Seorang kawan, Heru Joni Putra, pernah bertanya kepada saya, “Mengapa penyair-penyair Jawa Barat (Bandung) tidak mengambil spirit kreativitas dan urbanitas dari Bandung dalam puisi-puisinya?” Saya tidak mengerti harus seperti apa puisi penyair Jawa Barat dalam bayangan kawan saya itu; mungkin puisi-puisi embeling Remy Sylado—yang menurut saya mewakili kreativitas dan urbanitas Bandung—dapat memuaskan pertanyaan teman saya itu.

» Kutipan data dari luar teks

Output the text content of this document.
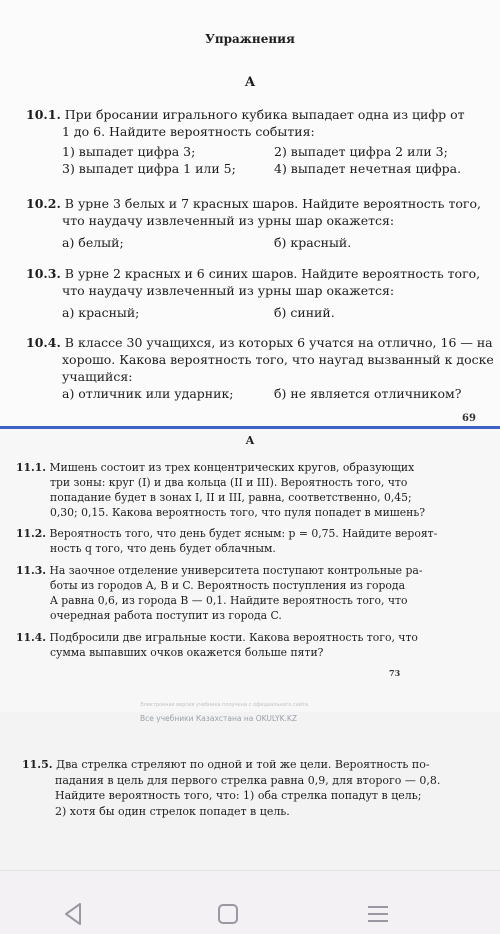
Упражнения
А
10.1. При бросании игрального кубика выпадает одна из цифр от
1 до 6. Найдите вероятность события:
1) выпадет цифра 3;	2) выпадет цифра 2 или 3;
3) выпадет цифра 1 или 5;	4) выпадет нечетная цифра.
10.2. В урне 3 белых и 7 красных шаров. Найдите вероятность того,
что наудачу извлеченный из урны шар окажется:
а) белый;	б) красный.
10.3. В урне 2 красных и 6 синих шаров. Найдите вероятность того,
что наудачу извлеченный из урны шар окажется:
а) красный;	б) синий.
10.4. В классе 30 учащихся, из которых 6 учатся на отлично, 16 — на
хорошо. Какова вероятность того, что наугад вызванный к доске
учащийся:
а) отличник или ударник;	б) не является отличником?
69
А
11.1. Мишень состоит из трех концентрических кругов, образующих
три зоны: круг (I) и два кольца (II и III). Вероятность того, что
попадание будет в зонах I, II и III, равна, соответственно, 0,45;
0,30; 0,15. Какова вероятность того, что пуля попадет в мишень?
11.2. Вероятность того, что день будет ясным: p = 0,75. Найдите вероят-
ность q того, что день будет облачным.
11.3. На заочное отделение университета поступают контрольные ра-
боты из городов A, B и C. Вероятность поступления из города
A равна 0,6, из города B — 0,1. Найдите вероятность того, что
очередная работа поступит из города C.
11.4. Подбросили две игральные кости. Какова вероятность того, что
сумма выпавших очков окажется больше пяти?
73
Электронная версия учебника получена с официального сайта
Все учебники Казахстана на OKULYK.KZ
11.5. Два стрелка стреляют по одной и той же цели. Вероятность по-
падания в цель для первого стрелка равна 0,9, для второго — 0,8.
Найдите вероятность того, что: 1) оба стрелка попадут в цель;
2) хотя бы один стрелок попадет в цель.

Sejujurnya, saya belum bisa menjawab pertanyaan itu secara pasti. Namun, saya berasumsi bahwa sebagai orang Sunda, penyair Jawa Barat lebih menerima alam daripada kehidupan urban dalam puisinya. Jakob Sumardjo pernah mengatakan bahwa orang Sunda sangat dekat dengan alam. Menurutnya, lalapan adalah suatu bukti bahwa orang Sunda dekat dengan alam; mereka tahu tumbuhan yang bisa dimakan dan tumbuhan yang tidak bisa dimakan.
Ian Campbell pernah membuat penelitian tentang puisi penyair-penyair Jawa Barat. Kesimpulannya ialah bahwa puisi penyair Jawa Barat cenderung mengangkat alam sebagai metafora dan spirit puisinya. Aliran romantik sangat berpengaruh dalam puisi-puisi penyair Jawa Barat.

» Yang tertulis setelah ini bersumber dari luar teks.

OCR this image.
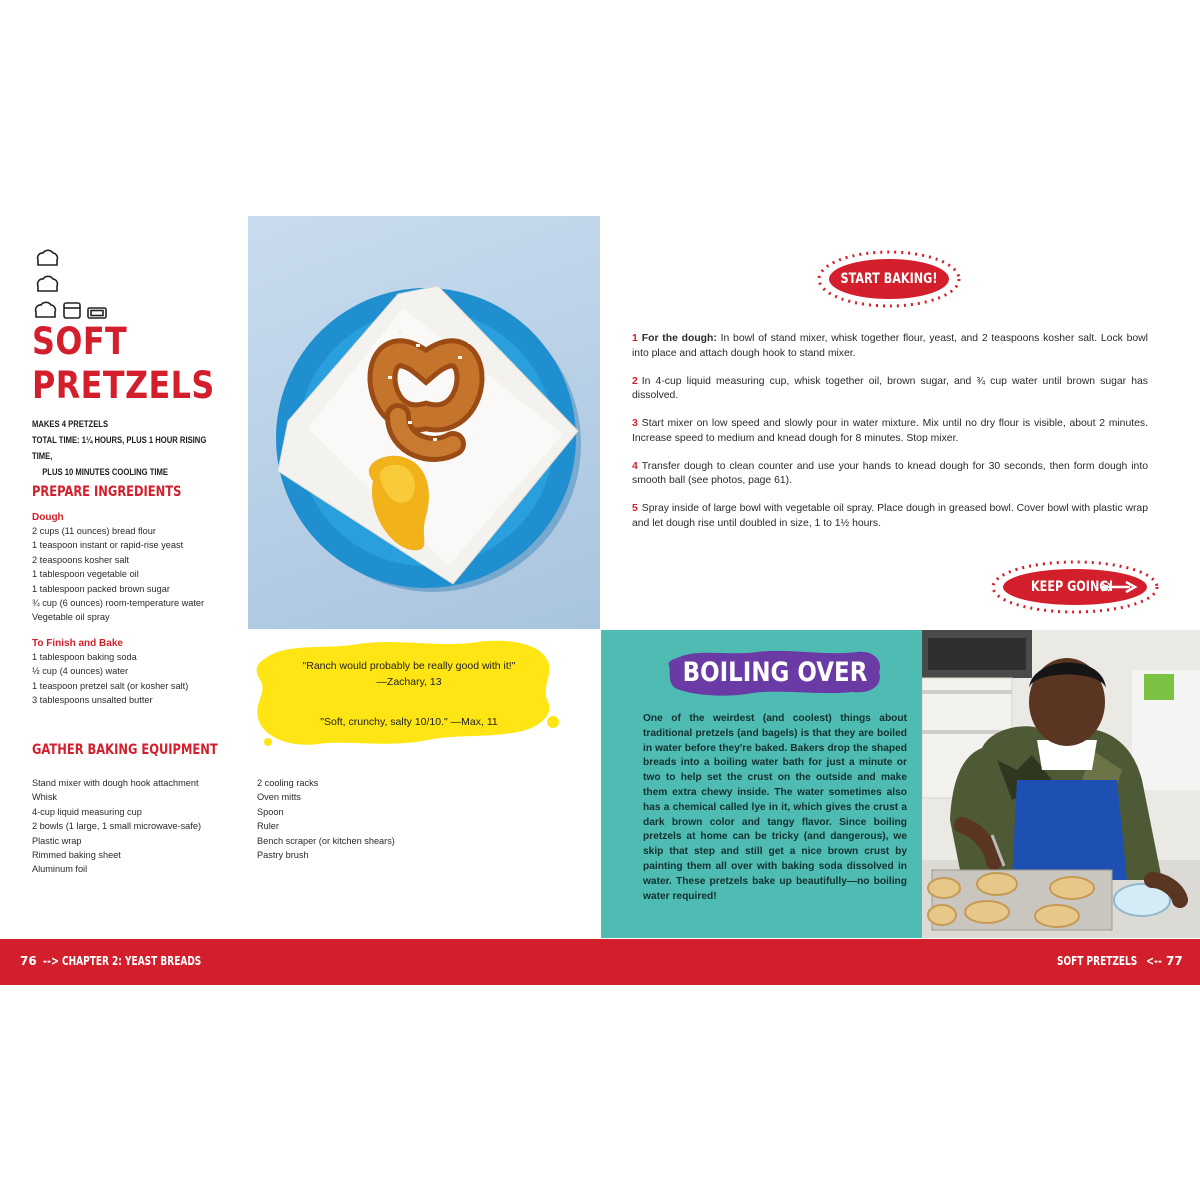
SOFT
PRETZELS
MAKES 4 PRETZELS
TOTAL TIME: 1¼ HOURS, PLUS 1 HOUR RISING TIME,
PLUS 10 MINUTES COOLING TIME
PREPARE INGREDIENTS
Dough
2 cups (11 ounces) bread flour
1 teaspoon instant or rapid-rise yeast
2 teaspoons kosher salt
1 tablespoon vegetable oil
1 tablespoon packed brown sugar
¾ cup (6 ounces) room-temperature water
Vegetable oil spray
To Finish and Bake
1 tablespoon baking soda
½ cup (4 ounces) water
1 teaspoon pretzel salt (or kosher salt)
3 tablespoons unsalted butter
GATHER BAKING EQUIPMENT
Stand mixer with dough hook attachment
Whisk
4-cup liquid measuring cup
2 bowls (1 large, 1 small microwave-safe)
Plastic wrap
Rimmed baking sheet
Aluminum foil
2 cooling racks
Oven mitts
Spoon
Ruler
Bench scraper (or kitchen shears)
Pastry brush
"Ranch would probably be really good with it!"
—Zachary, 13
"Soft, crunchy, salty 10/10." —Max, 11
START BAKING!
1 For the dough: In bowl of stand mixer, whisk together flour, yeast, and 2 teaspoons kosher salt. Lock bowl into place and attach dough hook to stand mixer.
2 In 4-cup liquid measuring cup, whisk together oil, brown sugar, and ¾ cup water until brown sugar has dissolved.
3 Start mixer on low speed and slowly pour in water mixture. Mix until no dry flour is visible, about 2 minutes. Increase speed to medium and knead dough for 8 minutes. Stop mixer.
4 Transfer dough to clean counter and use your hands to knead dough for 30 seconds, then form dough into smooth ball (see photos, page 61).
5 Spray inside of large bowl with vegetable oil spray. Place dough in greased bowl. Cover bowl with plastic wrap and let dough rise until doubled in size, 1 to 1½ hours.
KEEP GOING!
BOILING OVER

One of the weirdest (and coolest) things about traditional pretzels (and bagels) is that they are boiled in water before they're baked. Bakers drop the shaped breads into a boiling water bath for just a minute or two to help set the crust on the outside and make them extra chewy inside. The water sometimes also has a chemical called lye in it, which gives the crust a dark brown color and tangy flavor. Since boiling pretzels at home can be tricky (and dangerous), we skip that step and still get a nice brown crust by painting them all over with baking soda dissolved in water. These pretzels bake up beautifully—no boiling water required!

76 --> CHAPTER 2: YEAST BREADS	SOFT PRETZELS <-- 77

Hal ini pula yang terjadi pada Dian Hartati. Puisi-puisi Dian Hartati masih menggunakan elemen alam sebagai metafora dan sebagai subject matter puisinya. Tema urban dan kehidupan modern, kalau saya tidak salah hitung dan interprestasi, hanya ada dua sampai tiga puisi. Malahan, ada kesan bahwa Dian Hartati menolak kenyataan urban.
//dikatakan dekat/padahal ruang rapat penuh sinyal/mereka duduk menunduk tekun dengan segala aplikasi/juga pesanan makanan yang datang/beberapa menit lalu//suara-suara mengalir jernih/daftar lagu tak pernah/memutar ulang dirinya sendiri/juga berita langsung dikirimkan satelit//…//tak ada yang beranjak dari kursi/komunikasi terkoneksi perubahan/jadi simbol kejayaan/masa-masa penuh liburan//tak ada lagi yang diperlukan/selain sejumlah daya dan hati nurani// (“Generasi C”, hlm. 103).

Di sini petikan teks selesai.